思い切り泣きなさいとか、思い切り声を上げて怒りなさいとか、思い切りわがままを言いなさい、いう類のアドバイスは、要するに「あなたは子どもであり、非力であり、敬意を払われるだけの価値のない存在であるから、そうでもしない限り、誰一人あなたを見向きもしないだろう」と言っているにすぎない。
怒鳴りわめかない限り、誰もあなたの言葉を聞いてくれないし、あなたの存在になにがしかの意味があることを見てもくれない。だから、しかたがない、怒鳴ってもいい、泣き叫んでもいい、と言っているのである。
ただし、怒鳴ったり、泣き叫んだりして確保した発言のチャンスにおいて、「自分が耳を傾けるに足るだけの知見を語る人間であること」を証明してみせなければ、その怒りや悲しみはドブに捨てたのと同じである。
泣いたり、わめいたり、怒鳴ったり、総じて「自分の弱さを担保にして」発言する人間は、その発言機会がぎりぎりのワンチャンスであるということをわきまえたほうがいい。
そこで一回しくじると、この次はもっと大声で怒鳴り、もっとじたばたぐずってみせないと、誰も話を聞いてくれない。聞いてもらえたとしても、その注視は一片の敬意も含まない、「なんだ、また始まったぜ。めんどくせー野郎だな。はいはい、そーでちゅか。ふーん、たいへんなんでちゅねー」的な見下しをすでに含んでしまっている。
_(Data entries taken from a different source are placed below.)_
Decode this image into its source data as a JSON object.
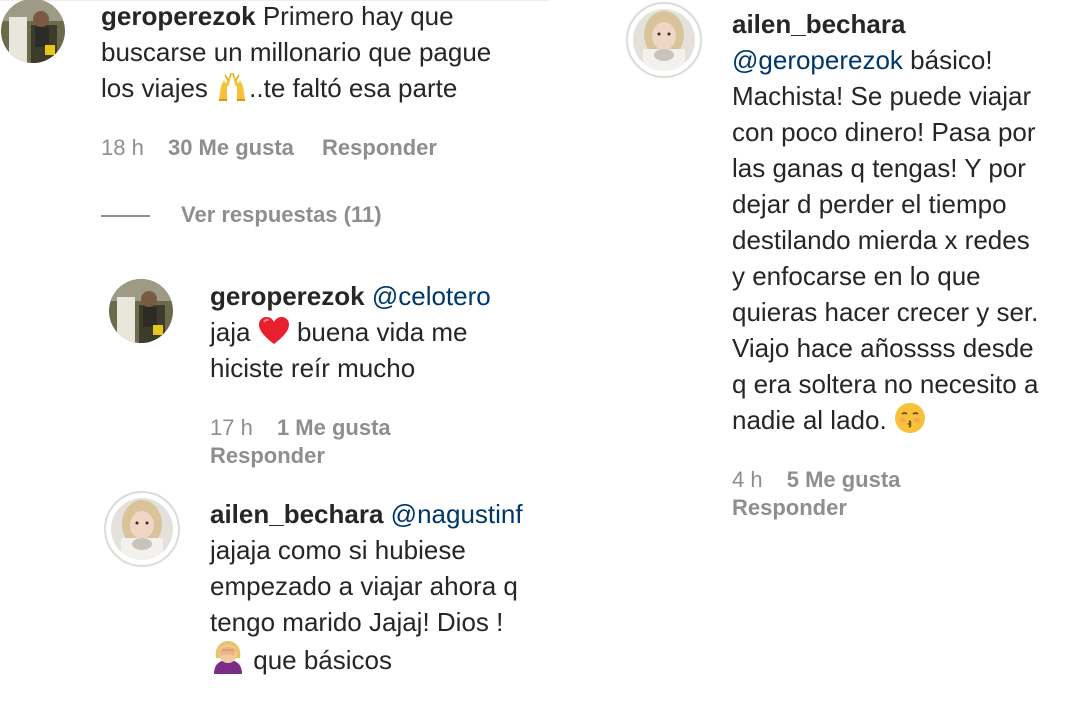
{
  "comments": {
    "c1": {
      "username": "geroperezok",
      "line1_text": "Primero hay que",
      "line2": "buscarse un millonario que pague",
      "line3_a": "los viajes",
      "line3_b": "..te faltó esa parte",
      "emoji_icon": "raising-hands-icon",
      "time": "18 h",
      "likes": "30 Me gusta",
      "reply": "Responder",
      "view_replies": "Ver respuestas (11)"
    },
    "c2": {
      "username": "geroperezok",
      "mention": "@celotero",
      "line2_a": "jaja",
      "line2_b": "buena vida me",
      "line3": "hiciste reír mucho",
      "emoji_icon": "red-heart-icon",
      "time": "17 h",
      "likes": "1 Me gusta",
      "reply": "Responder"
    },
    "c3": {
      "username": "ailen_bechara",
      "mention": "@nagustinf",
      "line2": "jajaja como si hubiese",
      "line3": "empezado a viajar ahora q",
      "line4": "tengo marido Jajaj! Dios !",
      "line5": "que básicos",
      "emoji_icon": "face-palm-icon"
    },
    "c4": {
      "username": "ailen_bechara",
      "mention": "@geroperezok",
      "line2_tail": "básico!",
      "lines": [
        "Machista! Se puede viajar",
        "con poco dinero! Pasa por",
        "las ganas q tengas! Y por",
        "dejar d perder el tiempo",
        "destilando mierda x redes",
        "y enfocarse en lo que",
        "quieras hacer crecer y ser.",
        "Viajo hace añossss desde",
        "q era soltera no necesito a"
      ],
      "last_line": "nadie al lado.",
      "emoji_icon": "kissing-face-icon",
      "time": "4 h",
      "likes": "5 Me gusta",
      "reply": "Responder"
    }
  },
  "colors": {
    "text": "#262626",
    "meta": "#8e8e8e",
    "mention": "#00376b",
    "ring": "#dbdbdb"
  }
}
ある年齢を過ぎたあとに、一度「見下され」てしまうと、もうその状態から這い出ることは困難である。ほとんど絶望的に困難である。
自分は弱い、しかしその弱さを自分は許さない、そう決意している人間だけしか、弱さから抜け出すことができない。
弱さに安住している人間は、永遠に泣き続け、わめき続け、怒鳴り続け、怖れ続け、憎み続け、妬み続ける他ない。

怒るな。
これが天風先生の第一の教えである。
それは、その人が口を開こうと小さく息つぎをしたとたんに、その場が水を打ったように静まり返り、全員が期待を込めてその人をみつめるような、そのような言葉を語る人間になれということを意味している。
きびしい要請だ。
それは場を制圧する力だけではなく、ひとを浮き立たせる暖かみと、曇りを払う叡智を備えた人にしか訪れない事況である。
しかし、天風先生が「心身統一」とおっしゃっているのは、そのような人間的境位のことである。呼吸法をしたり、瞑想をしたり、あれこれの術を遣ってみせることは心身統一のための技術的な迂回路に過ぎない。
人間の生き方の根本にかかわるすべてのものは、コミュニケーションの水準で到成される。
だから、天風先生の七戒のすべては「他者と向き合うしかた」にかかわる教えなのである。